Rutter died in 1958, her dreams shattered. Some say she died of a broken heart. Herbert Mayer gifted the collection to his old university, Colgate, in upstate New York in 1966. This is the collection that Howard Morphy "found" at the Picker Gallery at Colgate University in 2004. A year later, Athol Farmer, Ezzard Flowers and John Stanton travelled to the United States to inspect the collection and to select items for inclusion in the 2006 "Koorah Coolingah" exhibition at Katanning, with a parallel exhibition at the Western Australian Museum in Perth, which were part of the Perth International Arts Festival.
The Curtin University, John Curtin Gallery is custodian of 125 works bought back to Noongar country from the Colgate University and are in development of a Centre for Truth Telling, a home for the Carrolup child artist works to enable them to be shared with the community and help inform of the past injustices imposed under Colonial settlement.

=== Renewed attention (1980s onwards) ===
A number of prominent Western Australian Aboriginal Artists started their work at Marribank, and were the subject of two national travelling benchmark exhibitions curated by the Director of the Berndt Museum of Anthropology at The University of Western Australia, "Nyungar Landscapes" containing elements of the extensive Melvie, Stan and Gael Phillips Collection donated to the Berndt Museum and (with Noongar artist Sandra Hill) "Aboriginal Artists of the South-West", containing items from the Noel and Lily White Collection presented to the Museum by Noelene and Ross White.
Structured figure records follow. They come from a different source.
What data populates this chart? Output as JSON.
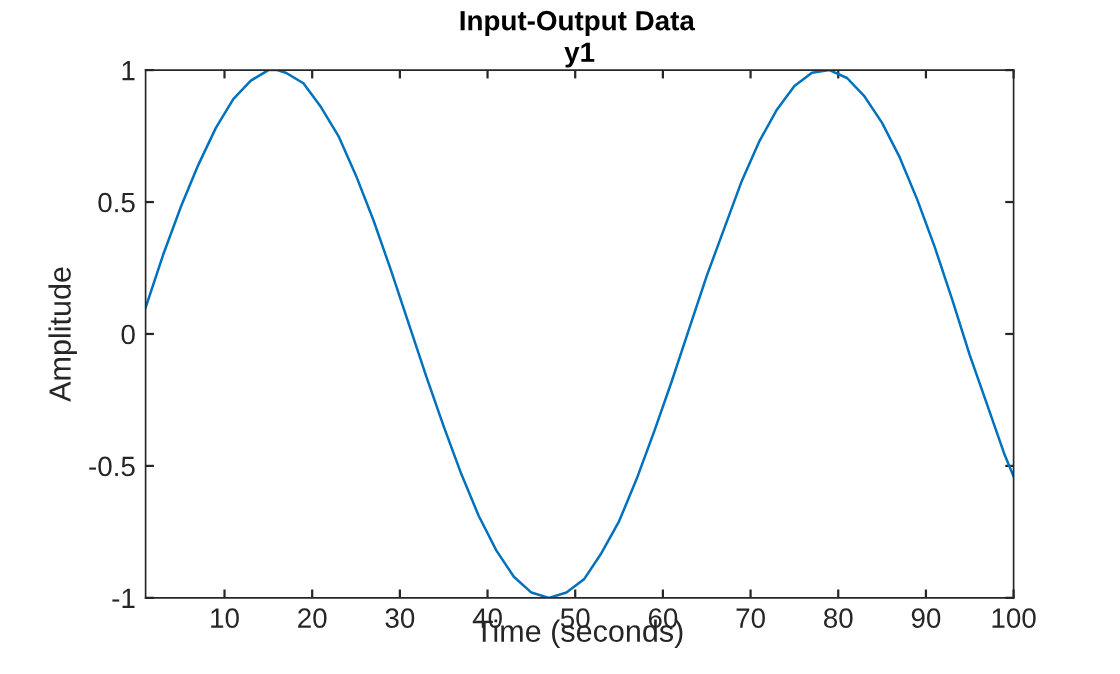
{
  "chart_data": {
    "type": "line",
    "title": "Input-Output Data",
    "subtitle": "y1",
    "xlabel": "Time (seconds)",
    "ylabel": "Amplitude",
    "x": [
      1,
      3,
      5,
      7,
      9,
      11,
      13,
      15,
      16,
      17,
      19,
      21,
      23,
      25,
      27,
      29,
      31,
      33,
      35,
      37,
      39,
      41,
      43,
      45,
      47,
      49,
      51,
      53,
      55,
      57,
      59,
      61,
      63,
      65,
      67,
      69,
      71,
      73,
      75,
      77,
      79,
      81,
      83,
      85,
      87,
      89,
      91,
      93,
      95,
      97,
      99,
      100
    ],
    "series": [
      {
        "color": "#0072bd",
        "values": [
          0.1,
          0.3,
          0.48,
          0.64,
          0.78,
          0.89,
          0.96,
          1.0,
          1.0,
          0.99,
          0.95,
          0.86,
          0.75,
          0.6,
          0.43,
          0.24,
          0.04,
          -0.16,
          -0.35,
          -0.53,
          -0.69,
          -0.82,
          -0.92,
          -0.98,
          -1.0,
          -0.98,
          -0.93,
          -0.83,
          -0.71,
          -0.55,
          -0.37,
          -0.18,
          0.02,
          0.22,
          0.4,
          0.58,
          0.73,
          0.85,
          0.94,
          0.99,
          1.0,
          0.97,
          0.9,
          0.8,
          0.67,
          0.51,
          0.33,
          0.13,
          -0.08,
          -0.27,
          -0.46,
          -0.54
        ]
      }
    ],
    "xlim": [
      1,
      100
    ],
    "xticks": [
      10,
      20,
      30,
      40,
      50,
      60,
      70,
      80,
      90,
      100
    ],
    "ylim": [
      -1,
      1
    ],
    "yticks": [
      {
        "value": -1,
        "label": "-1"
      },
      {
        "value": -0.5,
        "label": "-0.5"
      },
      0,
      0.5,
      1
    ],
    "grid": false,
    "legend": false,
    "marker": "none",
    "line_style": "solid"
  }
}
As part of a community initiated project began in 1987, two Noongar trainees participated in a teaching program in museology at the Anthropology Research Museum, as the Berndt Museum of Anthropology was then known. Tina Hansen and Cora Farmer were funded by the Aboriginal Arts Board of the Australia Council to work towards establishing a Cultural Centre at Marribank/Carrolup. Members of the community had sought assistance from John Stanton after they heard of his interest in the Carrolup children's drawings produced in the 1946-50 period. The Museum had been actively acquiring examples of these drawings for several years. Copies of these and related materials, including photographs, manuscripts and press clippings, were lodged with the Cultural Centre, which was funded by the Australian Bicentennial Authority, and opened in 1988. Hansen and Farmer learnt, while they were on placement with the Museum, collections management skills, display techniques, and photographic and videographic processes. They both spent the following year refining documentation on historical photographs. The first exhibition, in one room of the Old Boys' Dormitory, traced the history of Carrolup Native Settlement, as it was known, and the emergence of the "bush landscape" school of art there. Another room displayed contemporary Noongar works. A further gallery, which focussed on the Marribank years, opened in 1992.

== Today's site ==
After the settlement was abandoned, many of the buildings fell into disrepair. In 2016 a project was launched to transform the site into a cultural healing centre for Stolen Generations survivors and their communities.